Author’s Note: Following is a section from a work now in progress. The results are interesting enough to prompt publication without delay. Following the section’s text is the Visual Basic program used to compute the results. GRD, 11/8/2009

Let us suppose that, viewed from the positive z-axis, two equal charges travel in a CCW circle of radius A in the xy-plane. The (centrifugal) inertial reaction forces (and the driving agent’s centripetal counteractions) point normal to the velocity vectors at all time, and thus do no work. (Any magnetic field will have only a z-component. Hence any magnetic force on a subject charge will also point normal to the charge’s velocity.)

The radiation reaction forces point opposite to the velocities. The work per cycle, expended to counteract each radiation reaction force, is q^{2}w^{3}A^{2}/(3e_{0}c^{3}). The work per cycle expended to counteract both radiation reaction forces is twice this amount.

Each charge also experiences an interactive force attributable to the other charge. One of the components of this force acts normal to the subject charge’s velocity, and thus only serves to modify the inertial reaction force and/or the magnetic force. Again, the work per cycle expended by the driving agent to counteract this component of the interactive force is zero. The other component of the interactive force acts *tangentially* to the subject charge’s circular orbit. It therefore modifies the radiation reaction force.

Program 5 computes the tangential components of the interactive forces and the work per orbit expended to counteract these components. Perhaps surprisingly, *the interactive force acting upon a charge points in the same direction as the charge’s velocity. *This *decreases* the work per cycle that must be expended to counteract the sums of the radiation reaction and the interactive forces. Indeed for values used in the program, the work per orbit expended to counteract the radiation reaction forces if 75329 joules, whereas the work to counteract the tangential components of the interactive forces if 75308 joules. The net work per cycle, required to drive both charges in tandem around the circular orbit, is thus only 21 joules!

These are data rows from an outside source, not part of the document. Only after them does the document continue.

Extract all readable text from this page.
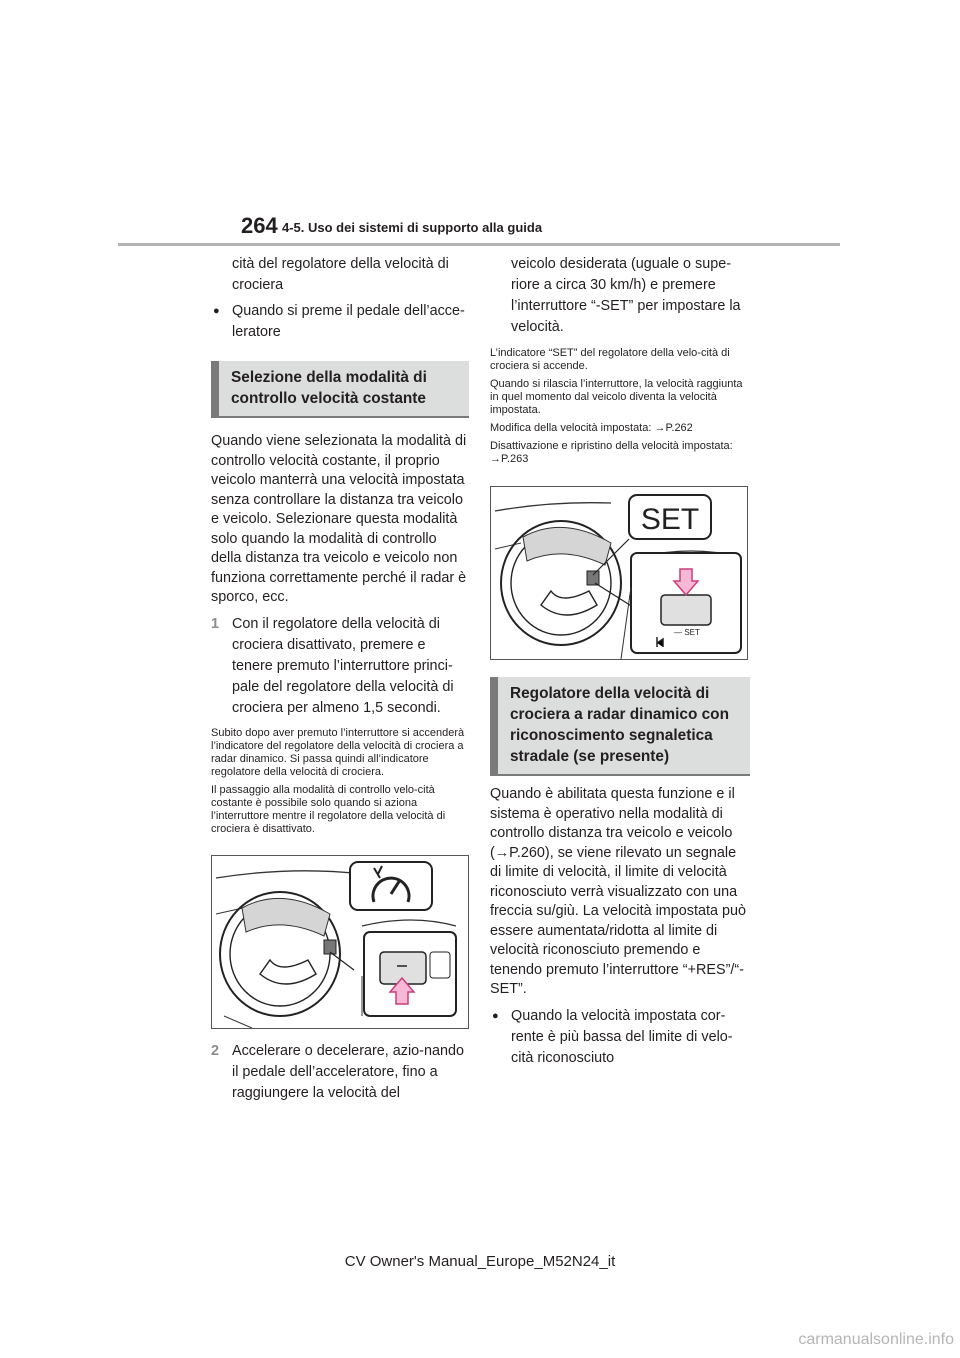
264 4-5. Uso dei sistemi di supporto alla guida

cità del regolatore della velocità di crociera

● Quando si preme il pedale dell’acce-leratore

Selezione della modalità di controllo velocità costante

Quando viene selezionata la modalità di controllo velocità costante, il proprio veicolo manterrà una velocità impostata senza controllare la distanza tra veicolo e veicolo. Selezionare questa modalità solo quando la modalità di controllo della distanza tra veicolo e veicolo non funziona correttamente perché il radar è sporco, ecc.

1 Con il regolatore della velocità di crociera disattivato, premere e tenere premuto l’interruttore princi-pale del regolatore della velocità di crociera per almeno 1,5 secondi.

Subito dopo aver premuto l’interruttore si accenderà l’indicatore del regolatore della velocità di crociera a radar dinamico. Si passa quindi all’indicatore regolatore della velocità di crociera.

Il passaggio alla modalità di controllo velo-cità costante è possibile solo quando si aziona l’interruttore mentre il regolatore della velocità di crociera è disattivato.

2 Accelerare o decelerare, azio-nando il pedale dell’acceleratore, fino a raggiungere la velocità del

veicolo desiderata (uguale o supe-riore a circa 30 km/h) e premere l’interruttore “-SET” per impostare la velocità.

L’indicatore “SET” del regolatore della velo-cità di crociera si accende.

Quando si rilascia l’interruttore, la velocità raggiunta in quel momento dal veicolo diventa la velocità impostata.

Modifica della velocità impostata: →P.262

Disattivazione e ripristino della velocità impostata: →P.263

SET
— SET
Regolatore della velocità di crociera a radar dinamico con riconoscimento segnaletica stradale (se presente)

Quando è abilitata questa funzione e il sistema è operativo nella modalità di controllo distanza tra veicolo e veicolo (→P.260), se viene rilevato un segnale di limite di velocità, il limite di velocità riconosciuto verrà visualizzato con una freccia su/giù. La velocità impostata può essere aumentata/ridotta al limite di velocità riconosciuto premendo e tenendo premuto l’interruttore “+RES”/“-SET”.

● Quando la velocità impostata cor-rente è più bassa del limite di velo-cità riconosciuto

CV Owner's Manual_Europe_M52N24_it
carmanualsonline.info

It might be expected that by adding more charges, evenly distributed around a circular orbit, the attenuating effect of the interactive forces would be even more pronounced. Indeed if an infinite number infinitesimal point charges are evenly distributed around a circular orbit, then we have what amounts to a circular current loop. And it takes no power at all to drive a continuous, circular line charge at constant speed around a circle. Of course a corollary to this result is that a constant, circular current emits no radiant energy.

Private Sub cmdProgram5_Click()

'PROGRAM 5

'*****************

'Compute the work per cycle that must be done

'to drive 2 diametrically opposed charges around a circle.

'*****************

Const c As Double = 300000000#

Const epsilon0 As Double = 0.00000000000885

Const pi As Double = 3.141592654

Const q As Double = 1

Const A As Double = 1

Const omega As Double = 0.01 * c / A

Dim x2, y2 As Double 'right (subject)charge

Dim v2 As Double

Dim dtmin, dtmax As Double

Dim dt As Double

Dim t, tr As Double

Dim x1r, y1r As Double 'left (source) charge

Dim drx, dry, dr As Double

Dim v1xr, v1yr, a1xr, a1yr, v1r As Double

Dim ux, uy As Double

Dim Ey As Double

Dim Fy As Double

Dim Work, WorkRR, WorkInt, WorkTotal As Double

'Compute the work per cycle to counteract the radiation

'reaction forces

WorkRR = q ^ 2 * omega ^ 3 * A ^ 2 / (3 * epsilon0 * c ^ 3)

WorkRR = 2 * WorkRR

MsgBox ("WorkRR = " & WorkRR)

'Compute Ey at q2

t = 0

x2 = A

y2 = 0

dtmin = 0

dtmax = 5 * A / c

Do

dt = (dtmin + dtmax) / 2

tr = t - dt

x1r = -A * Cos(omega * tr)

y1r = -A * Sin(omega * tr)

drx = x2 - x1r

dry = y2 - y1r

dr = Sqr(drx ^ 2 + dry ^ 2)

If Abs(c * dt - dr) < 2 ^ (-30) Then Exit Do

If c * dt - dr > 0 Then

dtmax = dt

Else

dtmin = dt

End If

Loop

v1xr = omega * A * Sin(omega * tr)

v1yr = -omega * A * Cos(omega * tr)

v1r = Sqr(v1xr ^ 2 + v1yr ^ 2)

a1xr = omega ^ 2 * A * Cos(omega * tr)

a1yr = omega ^ 2 * A * Sin(omega * tr)

ux = c * drx / dr - v1xr

uy = c * dry / dr - v1yr

Ey = q / (4 * pi * epsilon0) * dr / (drx * ux + dry * uy) ^ 3 * (uy * (c ^ 2 - v1r ^ 2) - drx * (ux * a1yr - uy * a1xr))

MsgBox ("Ey = " & Ey)

Fy = -q * Ey

WorkInt = Fy * 2 * pi * A

WorkInt = 2 * WorkInt

MsgBox ("WorkInt = " & WorkInt)

WorkTotal = WorkRR + WorkInt

MsgBox ("WorkTotal = " & WorkTotal)

Stop

End Sub